We also consider Jones’s conviction in light of KRS 525.060(l)(d) which is a catch-all provision prohibiting the creation of a hazardous or physically offensive condition that has no legitimate purpose.
The evidence adduced at trial was sufficient to submit this case to the jury as to a violation of either or both of the statutory subsections, and to denote that a criminalization of speech did not occur. Such evidence, to a jury, was sufficient to substantiate that Jones’s speech served no legitimate purpose and that such “action” resulted in the creation of the “hazardous or physically offensive condition.” The content of the noise, however distasteful, is not punishable.
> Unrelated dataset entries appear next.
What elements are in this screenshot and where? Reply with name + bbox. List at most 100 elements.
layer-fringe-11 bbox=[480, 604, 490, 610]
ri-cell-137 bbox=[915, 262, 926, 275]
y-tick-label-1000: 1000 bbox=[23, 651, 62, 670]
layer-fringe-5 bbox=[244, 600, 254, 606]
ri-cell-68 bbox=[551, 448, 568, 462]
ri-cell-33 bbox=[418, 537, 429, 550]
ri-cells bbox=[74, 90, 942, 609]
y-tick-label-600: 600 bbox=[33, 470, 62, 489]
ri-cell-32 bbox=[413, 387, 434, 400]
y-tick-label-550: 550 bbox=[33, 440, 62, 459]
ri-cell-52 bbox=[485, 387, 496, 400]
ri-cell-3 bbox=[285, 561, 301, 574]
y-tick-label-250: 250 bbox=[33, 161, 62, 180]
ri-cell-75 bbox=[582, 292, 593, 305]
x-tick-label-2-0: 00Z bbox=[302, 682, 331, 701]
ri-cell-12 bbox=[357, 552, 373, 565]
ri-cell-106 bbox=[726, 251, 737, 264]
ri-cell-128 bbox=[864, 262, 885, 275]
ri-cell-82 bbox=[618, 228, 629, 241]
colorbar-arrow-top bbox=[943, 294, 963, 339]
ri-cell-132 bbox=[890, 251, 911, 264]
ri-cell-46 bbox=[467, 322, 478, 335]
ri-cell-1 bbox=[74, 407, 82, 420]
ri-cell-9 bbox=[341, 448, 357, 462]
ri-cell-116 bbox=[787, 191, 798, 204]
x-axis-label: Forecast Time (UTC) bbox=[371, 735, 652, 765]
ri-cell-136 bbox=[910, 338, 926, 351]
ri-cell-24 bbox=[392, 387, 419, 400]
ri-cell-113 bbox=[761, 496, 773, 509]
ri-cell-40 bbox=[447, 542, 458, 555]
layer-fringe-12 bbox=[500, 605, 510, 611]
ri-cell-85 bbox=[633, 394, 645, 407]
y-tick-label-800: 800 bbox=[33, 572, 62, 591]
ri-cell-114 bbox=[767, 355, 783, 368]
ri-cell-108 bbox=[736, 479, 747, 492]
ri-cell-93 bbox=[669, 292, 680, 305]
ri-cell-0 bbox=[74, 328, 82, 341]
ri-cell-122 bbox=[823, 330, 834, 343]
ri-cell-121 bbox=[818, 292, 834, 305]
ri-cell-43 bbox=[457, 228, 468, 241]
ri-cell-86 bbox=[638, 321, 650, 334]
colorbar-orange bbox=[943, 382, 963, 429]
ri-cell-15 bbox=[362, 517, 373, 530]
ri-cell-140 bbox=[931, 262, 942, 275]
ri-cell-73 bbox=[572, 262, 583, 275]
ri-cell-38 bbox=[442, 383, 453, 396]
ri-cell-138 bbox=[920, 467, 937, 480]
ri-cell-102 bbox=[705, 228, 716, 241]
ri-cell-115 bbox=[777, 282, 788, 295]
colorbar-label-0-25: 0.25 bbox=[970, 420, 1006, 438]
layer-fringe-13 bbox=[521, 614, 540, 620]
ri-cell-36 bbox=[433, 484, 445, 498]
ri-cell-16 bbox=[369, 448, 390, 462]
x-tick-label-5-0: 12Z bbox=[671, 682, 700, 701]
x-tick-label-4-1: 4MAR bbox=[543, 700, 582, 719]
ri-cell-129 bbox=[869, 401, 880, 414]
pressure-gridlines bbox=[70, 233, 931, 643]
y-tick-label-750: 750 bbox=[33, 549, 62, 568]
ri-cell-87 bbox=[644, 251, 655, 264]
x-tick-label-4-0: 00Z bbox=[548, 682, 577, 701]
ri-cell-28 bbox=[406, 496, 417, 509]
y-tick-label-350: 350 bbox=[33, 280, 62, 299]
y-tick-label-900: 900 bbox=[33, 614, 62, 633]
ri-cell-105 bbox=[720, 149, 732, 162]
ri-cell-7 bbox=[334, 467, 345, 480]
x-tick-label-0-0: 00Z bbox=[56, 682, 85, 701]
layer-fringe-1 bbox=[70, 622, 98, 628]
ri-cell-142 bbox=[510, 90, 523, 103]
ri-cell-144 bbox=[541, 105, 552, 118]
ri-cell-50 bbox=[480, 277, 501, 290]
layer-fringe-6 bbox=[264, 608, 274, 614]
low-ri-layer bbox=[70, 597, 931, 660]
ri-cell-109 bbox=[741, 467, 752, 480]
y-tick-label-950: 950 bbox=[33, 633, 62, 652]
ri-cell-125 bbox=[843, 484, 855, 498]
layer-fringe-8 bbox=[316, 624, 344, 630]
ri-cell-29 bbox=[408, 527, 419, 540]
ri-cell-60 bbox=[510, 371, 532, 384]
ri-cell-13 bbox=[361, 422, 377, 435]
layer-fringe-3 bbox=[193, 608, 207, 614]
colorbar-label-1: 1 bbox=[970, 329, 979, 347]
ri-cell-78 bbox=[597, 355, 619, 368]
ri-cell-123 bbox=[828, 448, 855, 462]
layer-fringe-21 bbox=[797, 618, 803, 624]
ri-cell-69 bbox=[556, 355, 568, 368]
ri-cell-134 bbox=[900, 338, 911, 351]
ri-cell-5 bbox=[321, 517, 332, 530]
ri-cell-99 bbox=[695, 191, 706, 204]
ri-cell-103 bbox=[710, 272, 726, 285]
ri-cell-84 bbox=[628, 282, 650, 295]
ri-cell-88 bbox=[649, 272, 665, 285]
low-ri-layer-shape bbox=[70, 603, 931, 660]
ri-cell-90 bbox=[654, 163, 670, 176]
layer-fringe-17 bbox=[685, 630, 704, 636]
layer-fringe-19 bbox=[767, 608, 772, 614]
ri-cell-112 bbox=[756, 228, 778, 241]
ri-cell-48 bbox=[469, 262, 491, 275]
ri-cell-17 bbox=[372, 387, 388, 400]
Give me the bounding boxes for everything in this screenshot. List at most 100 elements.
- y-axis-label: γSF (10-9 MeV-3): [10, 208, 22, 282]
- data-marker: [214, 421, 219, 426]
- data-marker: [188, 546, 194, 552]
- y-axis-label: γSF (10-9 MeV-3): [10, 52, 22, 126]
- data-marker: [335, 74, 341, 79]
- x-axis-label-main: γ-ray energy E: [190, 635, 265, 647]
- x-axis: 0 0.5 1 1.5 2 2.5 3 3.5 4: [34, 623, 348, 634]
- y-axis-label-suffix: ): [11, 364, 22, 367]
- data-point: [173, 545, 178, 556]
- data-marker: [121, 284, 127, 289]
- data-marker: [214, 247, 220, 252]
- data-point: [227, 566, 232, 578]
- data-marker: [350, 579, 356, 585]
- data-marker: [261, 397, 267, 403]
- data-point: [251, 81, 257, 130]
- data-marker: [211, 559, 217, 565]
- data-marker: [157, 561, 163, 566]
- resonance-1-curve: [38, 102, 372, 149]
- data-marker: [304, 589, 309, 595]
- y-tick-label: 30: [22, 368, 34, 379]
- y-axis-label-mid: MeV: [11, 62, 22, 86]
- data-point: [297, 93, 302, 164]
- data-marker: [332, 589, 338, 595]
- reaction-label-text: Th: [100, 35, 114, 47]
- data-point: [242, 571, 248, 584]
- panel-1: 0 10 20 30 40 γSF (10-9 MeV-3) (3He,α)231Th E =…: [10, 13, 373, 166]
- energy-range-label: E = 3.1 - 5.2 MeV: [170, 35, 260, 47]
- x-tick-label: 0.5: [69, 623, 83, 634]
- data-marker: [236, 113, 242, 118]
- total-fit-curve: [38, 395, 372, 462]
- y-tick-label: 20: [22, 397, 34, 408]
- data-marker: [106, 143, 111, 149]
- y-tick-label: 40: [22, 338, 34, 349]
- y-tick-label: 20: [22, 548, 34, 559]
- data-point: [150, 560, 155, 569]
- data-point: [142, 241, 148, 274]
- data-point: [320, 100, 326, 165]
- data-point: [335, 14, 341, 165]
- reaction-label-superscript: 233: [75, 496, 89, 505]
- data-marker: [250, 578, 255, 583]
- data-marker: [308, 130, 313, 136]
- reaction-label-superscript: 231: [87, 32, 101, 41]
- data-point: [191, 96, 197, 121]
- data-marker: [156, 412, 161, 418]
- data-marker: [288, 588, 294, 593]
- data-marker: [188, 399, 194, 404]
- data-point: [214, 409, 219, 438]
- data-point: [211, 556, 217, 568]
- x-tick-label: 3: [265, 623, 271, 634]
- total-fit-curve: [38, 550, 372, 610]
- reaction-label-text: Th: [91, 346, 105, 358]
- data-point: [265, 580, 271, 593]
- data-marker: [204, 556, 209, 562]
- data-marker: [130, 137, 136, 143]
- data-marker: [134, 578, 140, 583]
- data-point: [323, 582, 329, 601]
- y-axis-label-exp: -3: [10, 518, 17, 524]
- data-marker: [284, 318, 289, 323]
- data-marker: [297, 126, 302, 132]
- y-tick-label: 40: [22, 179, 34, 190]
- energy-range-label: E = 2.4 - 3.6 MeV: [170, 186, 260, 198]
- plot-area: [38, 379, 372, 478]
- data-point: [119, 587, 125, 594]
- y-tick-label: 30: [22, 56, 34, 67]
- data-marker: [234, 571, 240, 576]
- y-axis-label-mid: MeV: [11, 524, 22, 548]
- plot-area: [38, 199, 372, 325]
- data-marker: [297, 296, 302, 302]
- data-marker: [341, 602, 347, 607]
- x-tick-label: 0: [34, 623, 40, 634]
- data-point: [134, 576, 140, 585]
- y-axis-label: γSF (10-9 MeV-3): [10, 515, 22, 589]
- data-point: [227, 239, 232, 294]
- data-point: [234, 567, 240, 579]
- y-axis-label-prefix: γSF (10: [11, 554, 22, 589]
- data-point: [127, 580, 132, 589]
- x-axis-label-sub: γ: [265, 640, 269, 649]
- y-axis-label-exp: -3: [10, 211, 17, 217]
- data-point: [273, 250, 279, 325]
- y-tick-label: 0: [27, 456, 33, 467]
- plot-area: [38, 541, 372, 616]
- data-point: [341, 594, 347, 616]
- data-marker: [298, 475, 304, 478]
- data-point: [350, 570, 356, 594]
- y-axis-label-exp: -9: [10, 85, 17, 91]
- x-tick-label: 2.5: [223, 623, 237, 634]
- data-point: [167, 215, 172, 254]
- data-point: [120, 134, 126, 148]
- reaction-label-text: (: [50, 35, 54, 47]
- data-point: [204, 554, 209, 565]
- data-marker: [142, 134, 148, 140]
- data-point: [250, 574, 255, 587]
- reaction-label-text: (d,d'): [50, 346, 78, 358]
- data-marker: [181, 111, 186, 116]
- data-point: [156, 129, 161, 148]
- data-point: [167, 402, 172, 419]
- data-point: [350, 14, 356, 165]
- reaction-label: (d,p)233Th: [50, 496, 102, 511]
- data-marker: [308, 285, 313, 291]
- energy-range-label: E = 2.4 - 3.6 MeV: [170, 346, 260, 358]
Some of the key elements may be public inconvenience, alarm or annoyance. As the parties concede, the constitutionality of the statute is not at issue for, on its face, it rises to meet constitutional measurements. Herein, there is a distinguishing difference from the case of Musselman v. Commonwealth, Ky., 705 S.W.2d 476 (1986).
The opinion of the Court of Appeals is reversed and the Jefferson District Court judgment is affirmed.
STEPHENS, C.J., and LAMBERT, LEIBSON, SPAIN and WINTERSHEIMER, JJ., concur. STUMBO, J., dissents by separate opinion.. Jones also testified, "Why are you singling me out, why aren’t you telling the other people around me who are also yelling and clapping, why aren’t you telling them to be quiet?”